As I walked around my yard, picking up sticks and playing with my daughter, I thought about how I would feel if that horrid story that was rolling around in my mind were to happen to my daughter. If it was her little life, her pure soul and her dignity that were to be robbed for the sake of the unrestrained drives of deeply broken men and women.
And then I prayed.
"God, I want you to harm those men. I want you to wreak violence on them, Old Testament-style violence on them, bring them pain and suffering for the pain and suffering they brought on those poor children."
My heart was split. I really did want that, I desired it, I would even go so far as to say I'd be willing to be present for the whole thing and watch it.
I felt like the Psalmist who, while trapped in exile at the hands of the cruel Babylonians, prayed:
Remember, O Lord, against the Edomites the day of Jerusalem, how they said, “Lay it bare, lay it bare, down to its foundations!”O daughter of Babylon, doomed to be destroyed, blessed shall he be who repays you with what you have done to us! Blessed shall he be who takes your little ones and dashes them against the rock! (Psalm 137:8-9)

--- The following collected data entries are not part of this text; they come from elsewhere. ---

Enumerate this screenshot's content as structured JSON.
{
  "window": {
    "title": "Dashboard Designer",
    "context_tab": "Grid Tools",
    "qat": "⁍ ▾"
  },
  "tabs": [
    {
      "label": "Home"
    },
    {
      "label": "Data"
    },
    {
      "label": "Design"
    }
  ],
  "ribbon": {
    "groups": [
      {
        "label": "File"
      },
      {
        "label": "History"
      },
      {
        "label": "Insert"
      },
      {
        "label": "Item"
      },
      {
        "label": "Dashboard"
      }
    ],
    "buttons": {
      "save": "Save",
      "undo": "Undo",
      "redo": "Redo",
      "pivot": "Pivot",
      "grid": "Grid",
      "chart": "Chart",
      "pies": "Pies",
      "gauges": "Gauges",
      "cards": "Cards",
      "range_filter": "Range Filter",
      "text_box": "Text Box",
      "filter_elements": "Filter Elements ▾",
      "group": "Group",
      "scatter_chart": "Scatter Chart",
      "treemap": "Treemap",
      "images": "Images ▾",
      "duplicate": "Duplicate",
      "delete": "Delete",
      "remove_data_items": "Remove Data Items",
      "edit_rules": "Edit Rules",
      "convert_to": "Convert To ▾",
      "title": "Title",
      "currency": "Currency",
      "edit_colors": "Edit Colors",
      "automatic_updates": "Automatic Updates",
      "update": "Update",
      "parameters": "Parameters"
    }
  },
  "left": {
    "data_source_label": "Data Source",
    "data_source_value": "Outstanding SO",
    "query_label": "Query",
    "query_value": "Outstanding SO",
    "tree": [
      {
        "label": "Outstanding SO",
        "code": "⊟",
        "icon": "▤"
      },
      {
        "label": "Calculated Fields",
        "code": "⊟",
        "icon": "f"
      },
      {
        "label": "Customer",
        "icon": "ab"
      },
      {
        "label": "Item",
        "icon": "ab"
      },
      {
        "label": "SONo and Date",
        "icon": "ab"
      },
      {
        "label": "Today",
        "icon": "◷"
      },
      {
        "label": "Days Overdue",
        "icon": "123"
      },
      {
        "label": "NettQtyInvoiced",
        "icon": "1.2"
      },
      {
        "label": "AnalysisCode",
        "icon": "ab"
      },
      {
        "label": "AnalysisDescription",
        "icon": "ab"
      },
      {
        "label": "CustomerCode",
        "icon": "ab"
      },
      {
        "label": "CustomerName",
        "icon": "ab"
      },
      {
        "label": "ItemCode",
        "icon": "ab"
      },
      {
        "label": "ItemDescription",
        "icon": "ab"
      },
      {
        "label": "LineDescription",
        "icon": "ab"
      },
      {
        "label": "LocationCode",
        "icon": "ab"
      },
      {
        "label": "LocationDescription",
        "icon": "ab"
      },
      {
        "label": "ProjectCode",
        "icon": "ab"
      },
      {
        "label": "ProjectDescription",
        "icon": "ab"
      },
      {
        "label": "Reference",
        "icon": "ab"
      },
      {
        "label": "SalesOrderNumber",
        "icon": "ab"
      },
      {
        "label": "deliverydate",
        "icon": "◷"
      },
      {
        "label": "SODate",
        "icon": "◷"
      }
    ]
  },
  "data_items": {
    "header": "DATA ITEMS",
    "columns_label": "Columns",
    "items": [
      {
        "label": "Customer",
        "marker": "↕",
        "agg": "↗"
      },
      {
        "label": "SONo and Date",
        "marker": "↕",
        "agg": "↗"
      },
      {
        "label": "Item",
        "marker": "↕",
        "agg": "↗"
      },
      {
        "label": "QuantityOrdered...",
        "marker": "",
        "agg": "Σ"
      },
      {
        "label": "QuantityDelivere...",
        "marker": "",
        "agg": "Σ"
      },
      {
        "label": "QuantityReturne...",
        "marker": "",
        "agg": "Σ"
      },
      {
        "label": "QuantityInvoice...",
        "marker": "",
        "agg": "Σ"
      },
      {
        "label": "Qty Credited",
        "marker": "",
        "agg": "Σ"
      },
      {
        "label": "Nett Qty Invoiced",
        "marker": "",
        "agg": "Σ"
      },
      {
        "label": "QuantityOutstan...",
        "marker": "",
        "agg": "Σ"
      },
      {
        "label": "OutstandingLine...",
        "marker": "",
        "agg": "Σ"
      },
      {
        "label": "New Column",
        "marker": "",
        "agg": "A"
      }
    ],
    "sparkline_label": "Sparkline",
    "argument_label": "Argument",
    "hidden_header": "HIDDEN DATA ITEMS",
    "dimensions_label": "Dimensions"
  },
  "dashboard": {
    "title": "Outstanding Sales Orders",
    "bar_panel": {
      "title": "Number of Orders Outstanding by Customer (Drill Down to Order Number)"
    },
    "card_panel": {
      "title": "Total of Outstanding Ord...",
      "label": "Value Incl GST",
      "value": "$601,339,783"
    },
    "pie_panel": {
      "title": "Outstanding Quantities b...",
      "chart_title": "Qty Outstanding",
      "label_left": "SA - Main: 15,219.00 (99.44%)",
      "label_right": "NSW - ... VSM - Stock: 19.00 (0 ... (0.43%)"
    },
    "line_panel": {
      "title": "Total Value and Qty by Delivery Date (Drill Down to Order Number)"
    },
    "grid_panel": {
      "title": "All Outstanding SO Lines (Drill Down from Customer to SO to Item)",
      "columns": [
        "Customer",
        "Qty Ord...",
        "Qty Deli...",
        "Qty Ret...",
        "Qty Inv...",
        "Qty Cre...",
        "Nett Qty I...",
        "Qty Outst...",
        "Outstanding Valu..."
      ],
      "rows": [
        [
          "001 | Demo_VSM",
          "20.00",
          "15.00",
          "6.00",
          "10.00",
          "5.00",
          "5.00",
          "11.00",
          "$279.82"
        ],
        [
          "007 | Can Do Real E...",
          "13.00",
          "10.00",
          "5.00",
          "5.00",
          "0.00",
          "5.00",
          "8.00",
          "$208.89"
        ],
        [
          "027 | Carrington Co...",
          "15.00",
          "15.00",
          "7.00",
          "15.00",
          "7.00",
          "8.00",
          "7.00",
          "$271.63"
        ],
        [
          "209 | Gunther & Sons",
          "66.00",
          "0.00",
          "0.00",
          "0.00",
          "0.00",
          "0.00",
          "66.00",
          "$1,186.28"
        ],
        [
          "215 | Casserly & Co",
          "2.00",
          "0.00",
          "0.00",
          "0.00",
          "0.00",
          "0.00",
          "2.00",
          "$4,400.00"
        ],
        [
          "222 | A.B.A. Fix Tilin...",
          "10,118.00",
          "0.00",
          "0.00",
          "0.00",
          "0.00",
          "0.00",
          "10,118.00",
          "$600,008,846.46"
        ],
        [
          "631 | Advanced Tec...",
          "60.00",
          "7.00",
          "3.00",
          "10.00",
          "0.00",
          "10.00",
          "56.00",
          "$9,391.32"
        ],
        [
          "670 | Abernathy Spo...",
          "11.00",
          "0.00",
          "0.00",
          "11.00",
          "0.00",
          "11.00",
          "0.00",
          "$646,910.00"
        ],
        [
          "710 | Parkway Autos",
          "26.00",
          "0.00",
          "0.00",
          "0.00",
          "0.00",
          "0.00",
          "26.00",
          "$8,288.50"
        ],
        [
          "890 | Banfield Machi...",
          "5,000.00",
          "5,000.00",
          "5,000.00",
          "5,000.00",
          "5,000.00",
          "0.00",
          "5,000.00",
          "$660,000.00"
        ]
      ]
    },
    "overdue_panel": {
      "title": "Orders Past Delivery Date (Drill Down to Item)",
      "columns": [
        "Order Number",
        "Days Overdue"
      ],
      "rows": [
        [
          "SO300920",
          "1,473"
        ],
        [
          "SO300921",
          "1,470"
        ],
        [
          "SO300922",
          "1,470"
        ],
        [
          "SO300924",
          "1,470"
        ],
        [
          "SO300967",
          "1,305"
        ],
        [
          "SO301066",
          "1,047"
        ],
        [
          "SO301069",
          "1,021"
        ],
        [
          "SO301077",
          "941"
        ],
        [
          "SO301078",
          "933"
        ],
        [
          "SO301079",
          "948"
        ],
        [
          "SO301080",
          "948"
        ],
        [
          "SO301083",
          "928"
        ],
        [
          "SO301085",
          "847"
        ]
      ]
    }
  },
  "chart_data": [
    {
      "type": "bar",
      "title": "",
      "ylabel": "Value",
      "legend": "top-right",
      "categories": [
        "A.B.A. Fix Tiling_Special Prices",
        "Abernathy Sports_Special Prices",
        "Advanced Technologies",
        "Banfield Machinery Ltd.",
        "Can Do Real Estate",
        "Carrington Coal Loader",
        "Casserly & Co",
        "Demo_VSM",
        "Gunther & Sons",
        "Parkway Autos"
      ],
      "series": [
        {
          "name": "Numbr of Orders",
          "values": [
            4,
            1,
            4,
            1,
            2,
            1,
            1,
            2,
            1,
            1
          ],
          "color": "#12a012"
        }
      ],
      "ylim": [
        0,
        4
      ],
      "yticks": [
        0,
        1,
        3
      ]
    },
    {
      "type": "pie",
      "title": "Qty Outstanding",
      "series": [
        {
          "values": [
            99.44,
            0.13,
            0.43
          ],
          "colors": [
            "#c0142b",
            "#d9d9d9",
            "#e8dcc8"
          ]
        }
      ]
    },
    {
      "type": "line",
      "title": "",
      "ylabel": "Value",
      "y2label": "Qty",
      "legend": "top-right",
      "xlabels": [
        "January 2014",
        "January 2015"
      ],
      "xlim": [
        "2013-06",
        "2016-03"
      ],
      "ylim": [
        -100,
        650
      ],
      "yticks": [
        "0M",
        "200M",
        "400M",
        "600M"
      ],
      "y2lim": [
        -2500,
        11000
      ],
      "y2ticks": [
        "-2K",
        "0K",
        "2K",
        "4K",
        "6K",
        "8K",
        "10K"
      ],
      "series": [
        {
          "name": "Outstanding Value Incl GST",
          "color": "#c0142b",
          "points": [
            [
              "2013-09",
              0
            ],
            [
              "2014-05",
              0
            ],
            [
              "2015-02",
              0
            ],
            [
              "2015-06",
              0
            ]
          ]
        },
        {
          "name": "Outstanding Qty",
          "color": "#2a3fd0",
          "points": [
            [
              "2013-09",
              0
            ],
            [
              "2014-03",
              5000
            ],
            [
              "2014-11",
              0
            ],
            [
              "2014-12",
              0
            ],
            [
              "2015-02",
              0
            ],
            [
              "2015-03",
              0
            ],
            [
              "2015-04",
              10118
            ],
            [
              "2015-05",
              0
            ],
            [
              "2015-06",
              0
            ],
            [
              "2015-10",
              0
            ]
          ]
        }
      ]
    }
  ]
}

I could resonate with that. You caused someone pain - you should receive pain in return. Eye for an eye. Old school.
Yet God's response to me was "You really don't want that, do you?"
At first I said yes, but then had to seriously consider one seminal point:
God's grace is grace for everyone. The grace for them is the same as the grace for me. If I am not repaid, then why should they be?
The point of praying these angry, emotive, vindictive, Psalm 137-type prayers is to remind us of reality - the reality that grace does not follow the code of law or a graded scale of sin that ranks some higher than the other. Grace reminds me that I've been given, so my job is to give it as a conduit to others.
Is it better that God smite these perpetrators or that I pray in this way and realize my best reaction is to become more passionate about rescuing the victims?
I don't know. I know that I took a strange amount of comfort in courageously naming my anger and vengeance to God, and learning from that experience.
Do you have a Psalm 137 prayer building in you? Let it out - and learn from the ripples.